There are no clear biological explanations for disparities in cardiovascular risk factors and outcomes across different racial and ethnic groups, Dr. St. John said. But the associations between social and societal factors, social determinants of health, and both cardiovascular risk and outcomes are clear.

Underresourced populations fare less well, as do rural populations. These populations tend to lack access to the latest technology, such as remote monitoring. They are also less likely to have public or private health coverage.

Additionally, lower income populations are less likely to have a car or access to public transportation to access health care. And even higher income patients may not be offered the most appropriate care because of implicit bias.

Multiple studies show that Black patients, at a population level, can receive less appropriate care compared with their non-Black counterparts, Dr. St. John said.

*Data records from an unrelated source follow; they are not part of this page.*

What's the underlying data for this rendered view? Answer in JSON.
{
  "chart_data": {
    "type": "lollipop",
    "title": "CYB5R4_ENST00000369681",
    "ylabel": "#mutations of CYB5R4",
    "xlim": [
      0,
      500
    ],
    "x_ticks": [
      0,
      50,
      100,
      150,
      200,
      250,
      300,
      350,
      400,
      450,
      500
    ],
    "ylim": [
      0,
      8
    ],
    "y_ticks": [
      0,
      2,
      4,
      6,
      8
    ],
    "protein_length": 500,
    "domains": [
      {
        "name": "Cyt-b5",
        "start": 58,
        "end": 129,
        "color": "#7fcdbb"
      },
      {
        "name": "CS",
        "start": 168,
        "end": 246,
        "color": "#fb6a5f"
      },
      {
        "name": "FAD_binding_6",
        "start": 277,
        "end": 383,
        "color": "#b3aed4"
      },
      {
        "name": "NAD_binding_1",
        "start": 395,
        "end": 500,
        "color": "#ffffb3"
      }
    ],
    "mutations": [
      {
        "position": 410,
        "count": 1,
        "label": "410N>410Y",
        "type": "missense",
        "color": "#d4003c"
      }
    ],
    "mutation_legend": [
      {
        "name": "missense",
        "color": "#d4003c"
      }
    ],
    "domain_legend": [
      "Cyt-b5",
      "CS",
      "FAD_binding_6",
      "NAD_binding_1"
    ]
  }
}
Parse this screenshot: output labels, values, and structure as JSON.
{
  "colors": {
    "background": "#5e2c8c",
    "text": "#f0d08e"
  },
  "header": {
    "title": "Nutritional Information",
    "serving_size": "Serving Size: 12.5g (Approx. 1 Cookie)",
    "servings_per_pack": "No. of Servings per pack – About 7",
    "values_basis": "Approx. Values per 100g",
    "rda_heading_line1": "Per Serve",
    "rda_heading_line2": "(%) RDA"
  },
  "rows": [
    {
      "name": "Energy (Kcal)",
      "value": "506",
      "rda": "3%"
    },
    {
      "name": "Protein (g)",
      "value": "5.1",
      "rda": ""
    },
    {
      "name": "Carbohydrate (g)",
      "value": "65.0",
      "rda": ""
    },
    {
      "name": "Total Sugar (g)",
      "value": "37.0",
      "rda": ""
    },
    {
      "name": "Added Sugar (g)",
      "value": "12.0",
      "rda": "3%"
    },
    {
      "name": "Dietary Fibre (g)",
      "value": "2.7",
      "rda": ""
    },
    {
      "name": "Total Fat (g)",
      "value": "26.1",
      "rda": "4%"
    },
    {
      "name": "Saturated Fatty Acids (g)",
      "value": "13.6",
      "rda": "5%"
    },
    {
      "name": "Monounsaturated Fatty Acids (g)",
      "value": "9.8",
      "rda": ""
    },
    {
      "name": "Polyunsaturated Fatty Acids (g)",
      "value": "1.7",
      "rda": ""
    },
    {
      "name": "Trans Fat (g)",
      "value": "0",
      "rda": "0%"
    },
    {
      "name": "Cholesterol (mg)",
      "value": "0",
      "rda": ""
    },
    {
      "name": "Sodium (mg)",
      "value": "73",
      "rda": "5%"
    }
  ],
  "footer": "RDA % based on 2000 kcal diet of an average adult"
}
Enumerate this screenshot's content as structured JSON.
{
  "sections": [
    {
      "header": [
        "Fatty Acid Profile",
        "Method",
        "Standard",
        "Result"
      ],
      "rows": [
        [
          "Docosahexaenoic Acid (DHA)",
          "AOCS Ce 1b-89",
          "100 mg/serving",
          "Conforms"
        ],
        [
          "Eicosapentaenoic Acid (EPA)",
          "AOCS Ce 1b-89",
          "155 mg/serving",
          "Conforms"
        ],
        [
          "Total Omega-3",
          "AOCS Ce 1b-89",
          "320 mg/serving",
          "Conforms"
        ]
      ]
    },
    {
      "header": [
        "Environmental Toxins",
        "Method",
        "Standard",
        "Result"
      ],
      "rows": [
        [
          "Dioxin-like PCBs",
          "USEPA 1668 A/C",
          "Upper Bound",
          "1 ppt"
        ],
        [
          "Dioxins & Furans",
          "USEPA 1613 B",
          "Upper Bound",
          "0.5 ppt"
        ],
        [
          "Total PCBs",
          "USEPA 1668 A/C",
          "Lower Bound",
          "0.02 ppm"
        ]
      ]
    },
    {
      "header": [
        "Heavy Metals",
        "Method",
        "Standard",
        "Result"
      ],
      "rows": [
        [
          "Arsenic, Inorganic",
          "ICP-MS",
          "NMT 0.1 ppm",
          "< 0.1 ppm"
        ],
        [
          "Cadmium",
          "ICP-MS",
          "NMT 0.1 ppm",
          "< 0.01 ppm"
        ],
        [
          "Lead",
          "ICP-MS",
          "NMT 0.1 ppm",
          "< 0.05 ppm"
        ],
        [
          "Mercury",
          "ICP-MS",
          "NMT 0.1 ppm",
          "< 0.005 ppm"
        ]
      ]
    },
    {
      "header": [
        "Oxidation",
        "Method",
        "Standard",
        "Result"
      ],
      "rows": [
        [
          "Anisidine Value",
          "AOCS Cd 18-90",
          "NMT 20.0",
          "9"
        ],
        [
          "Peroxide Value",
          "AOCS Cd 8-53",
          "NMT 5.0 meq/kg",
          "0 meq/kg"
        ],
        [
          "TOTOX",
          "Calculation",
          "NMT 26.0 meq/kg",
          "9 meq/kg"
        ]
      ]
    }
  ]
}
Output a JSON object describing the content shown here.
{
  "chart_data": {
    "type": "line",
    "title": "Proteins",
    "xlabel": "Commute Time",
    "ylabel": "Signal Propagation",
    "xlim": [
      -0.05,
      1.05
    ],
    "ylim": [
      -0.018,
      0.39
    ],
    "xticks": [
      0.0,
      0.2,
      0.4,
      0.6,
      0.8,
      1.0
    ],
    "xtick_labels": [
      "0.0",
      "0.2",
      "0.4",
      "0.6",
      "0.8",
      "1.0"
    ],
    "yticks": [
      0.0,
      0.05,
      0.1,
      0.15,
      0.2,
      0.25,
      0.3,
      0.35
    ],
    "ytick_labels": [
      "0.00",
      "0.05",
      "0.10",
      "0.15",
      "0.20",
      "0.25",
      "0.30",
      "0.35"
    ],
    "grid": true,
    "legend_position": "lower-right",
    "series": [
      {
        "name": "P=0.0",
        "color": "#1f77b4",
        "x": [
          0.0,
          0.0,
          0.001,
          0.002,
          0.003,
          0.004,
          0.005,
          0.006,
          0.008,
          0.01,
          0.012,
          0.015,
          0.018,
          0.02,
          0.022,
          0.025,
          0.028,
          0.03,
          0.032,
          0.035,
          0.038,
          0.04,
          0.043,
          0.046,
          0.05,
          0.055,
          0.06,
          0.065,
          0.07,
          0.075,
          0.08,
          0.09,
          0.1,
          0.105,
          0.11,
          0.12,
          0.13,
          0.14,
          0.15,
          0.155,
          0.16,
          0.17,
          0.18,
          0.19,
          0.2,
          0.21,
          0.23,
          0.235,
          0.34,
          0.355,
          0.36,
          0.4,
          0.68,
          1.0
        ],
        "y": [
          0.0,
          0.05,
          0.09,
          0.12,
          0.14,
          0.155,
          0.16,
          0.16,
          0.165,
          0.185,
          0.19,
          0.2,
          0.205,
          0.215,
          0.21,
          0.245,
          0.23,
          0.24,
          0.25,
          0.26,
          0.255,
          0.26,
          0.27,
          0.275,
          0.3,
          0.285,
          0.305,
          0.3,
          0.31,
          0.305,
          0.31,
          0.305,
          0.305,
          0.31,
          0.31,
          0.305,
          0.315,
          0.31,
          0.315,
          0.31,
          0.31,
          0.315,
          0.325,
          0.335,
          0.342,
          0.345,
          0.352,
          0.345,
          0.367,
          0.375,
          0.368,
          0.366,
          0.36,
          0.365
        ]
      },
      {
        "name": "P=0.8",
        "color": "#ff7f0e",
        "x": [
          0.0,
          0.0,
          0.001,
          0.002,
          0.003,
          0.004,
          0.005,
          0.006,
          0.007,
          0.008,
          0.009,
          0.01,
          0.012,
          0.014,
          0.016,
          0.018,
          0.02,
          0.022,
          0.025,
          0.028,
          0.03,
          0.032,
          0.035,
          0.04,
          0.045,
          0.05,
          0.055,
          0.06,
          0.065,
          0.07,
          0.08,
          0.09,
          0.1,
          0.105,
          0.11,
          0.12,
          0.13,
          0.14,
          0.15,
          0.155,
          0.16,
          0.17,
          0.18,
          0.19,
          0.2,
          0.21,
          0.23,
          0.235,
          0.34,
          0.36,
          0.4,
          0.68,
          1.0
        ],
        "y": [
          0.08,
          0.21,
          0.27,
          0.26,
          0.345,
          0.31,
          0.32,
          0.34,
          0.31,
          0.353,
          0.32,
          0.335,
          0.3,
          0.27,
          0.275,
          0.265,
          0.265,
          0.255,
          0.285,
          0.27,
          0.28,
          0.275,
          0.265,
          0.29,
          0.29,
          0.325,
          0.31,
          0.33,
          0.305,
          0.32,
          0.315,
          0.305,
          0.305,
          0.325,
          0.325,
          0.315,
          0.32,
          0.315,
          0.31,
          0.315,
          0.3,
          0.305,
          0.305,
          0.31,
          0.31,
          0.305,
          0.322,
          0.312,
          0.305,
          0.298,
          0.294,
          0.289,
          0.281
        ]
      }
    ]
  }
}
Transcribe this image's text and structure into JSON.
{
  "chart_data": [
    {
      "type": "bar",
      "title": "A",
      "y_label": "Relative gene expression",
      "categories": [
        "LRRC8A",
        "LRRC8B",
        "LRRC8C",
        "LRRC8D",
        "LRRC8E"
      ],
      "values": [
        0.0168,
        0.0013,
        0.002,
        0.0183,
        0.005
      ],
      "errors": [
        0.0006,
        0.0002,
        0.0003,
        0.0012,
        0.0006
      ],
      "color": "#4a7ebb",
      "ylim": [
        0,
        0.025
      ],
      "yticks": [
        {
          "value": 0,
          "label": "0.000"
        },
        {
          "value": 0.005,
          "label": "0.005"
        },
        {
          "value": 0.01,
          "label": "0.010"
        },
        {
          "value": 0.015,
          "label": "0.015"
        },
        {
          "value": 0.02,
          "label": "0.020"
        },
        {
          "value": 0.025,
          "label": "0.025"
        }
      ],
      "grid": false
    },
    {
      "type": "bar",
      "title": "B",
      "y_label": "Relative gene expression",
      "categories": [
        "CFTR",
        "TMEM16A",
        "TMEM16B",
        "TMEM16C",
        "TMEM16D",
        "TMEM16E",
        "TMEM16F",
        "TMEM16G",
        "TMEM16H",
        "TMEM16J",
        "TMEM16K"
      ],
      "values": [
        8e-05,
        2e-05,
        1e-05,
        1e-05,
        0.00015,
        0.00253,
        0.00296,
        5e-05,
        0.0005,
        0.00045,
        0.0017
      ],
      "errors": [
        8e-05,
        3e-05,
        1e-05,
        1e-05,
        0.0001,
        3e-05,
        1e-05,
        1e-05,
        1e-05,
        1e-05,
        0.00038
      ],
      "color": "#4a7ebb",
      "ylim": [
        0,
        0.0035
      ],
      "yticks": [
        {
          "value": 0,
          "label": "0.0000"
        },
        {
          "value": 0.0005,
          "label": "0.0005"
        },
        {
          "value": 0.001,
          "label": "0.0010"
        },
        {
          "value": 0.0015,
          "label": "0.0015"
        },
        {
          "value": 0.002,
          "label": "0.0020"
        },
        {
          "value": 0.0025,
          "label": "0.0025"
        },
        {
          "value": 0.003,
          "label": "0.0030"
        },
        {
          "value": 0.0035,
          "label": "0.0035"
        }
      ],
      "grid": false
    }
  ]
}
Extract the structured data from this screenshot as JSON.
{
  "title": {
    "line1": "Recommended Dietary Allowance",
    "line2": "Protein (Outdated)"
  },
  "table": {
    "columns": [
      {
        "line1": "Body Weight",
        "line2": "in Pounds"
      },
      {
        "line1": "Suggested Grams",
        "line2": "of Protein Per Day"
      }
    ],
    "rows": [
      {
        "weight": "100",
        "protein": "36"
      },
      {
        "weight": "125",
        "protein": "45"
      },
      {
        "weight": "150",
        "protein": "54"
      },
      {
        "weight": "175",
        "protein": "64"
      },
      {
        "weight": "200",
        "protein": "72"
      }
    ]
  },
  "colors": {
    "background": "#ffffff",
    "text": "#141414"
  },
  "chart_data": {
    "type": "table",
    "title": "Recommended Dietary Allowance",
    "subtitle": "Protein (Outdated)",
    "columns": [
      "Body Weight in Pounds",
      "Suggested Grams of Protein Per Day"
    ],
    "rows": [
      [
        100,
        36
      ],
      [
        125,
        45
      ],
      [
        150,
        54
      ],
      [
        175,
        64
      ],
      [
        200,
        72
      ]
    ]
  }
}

“It all comes back to factors such as access [to care] and financial resources in the communities where people live,” he explained. “And it comes back to, perhaps, differentiation in how we treat patients—implicit biases and elements of structural racism. There are some data that [show that] even for economically advantaged, well-educated people such as myself, maternal mortality, for example, is still higher. There are elements that money and education alone can’t explain where implicit biases can be coming into play.”

Checklists can help counteract implicit bias and other structural barriers to appropriate care. For example, Dr. St. John said that at least one Baptist Health South Florida hospital uses care checklists for all pregnant patients with hypertension.

“Black, Asian, White, Hispanic, whatever—if your blood pressure is above a certain level, we go to the algorithm,” he said. “Checklists sometimes try to pigeonhole care, but they work to avoid the implicit biases that we all carry.”

That kind of health system-level action can help reduce disparities in care. Individual clinicians can make a difference, too, with better patient education on diet, activity, and smoking that can help reduce cardiovascular risk factors.

Rethinking your own approach to patients can also help.

“To just acknowledge that these challenges exist makes a difference,” Dr. St. John said. “Before I go into that patient room or the emergency department, I think about treating that person as if he or she were me. Put yourself in their shoes.”

Making changes at an individual level is only a start. It takes group action and political pressure to tackle the root problems of disparity: financial and physical access, food and nutrition, education, adequate housing, and safe neighborhoods.

“Physicians need to be advocates for our patients [and] to get more policy- and public health-oriented,” he said. “The biggest part of the problem is at the policy level—Medicaid expansion, for example. Write your Congressperson, [or] join an advocacy group. That’s where we are going to get the biggest bang for our buck.”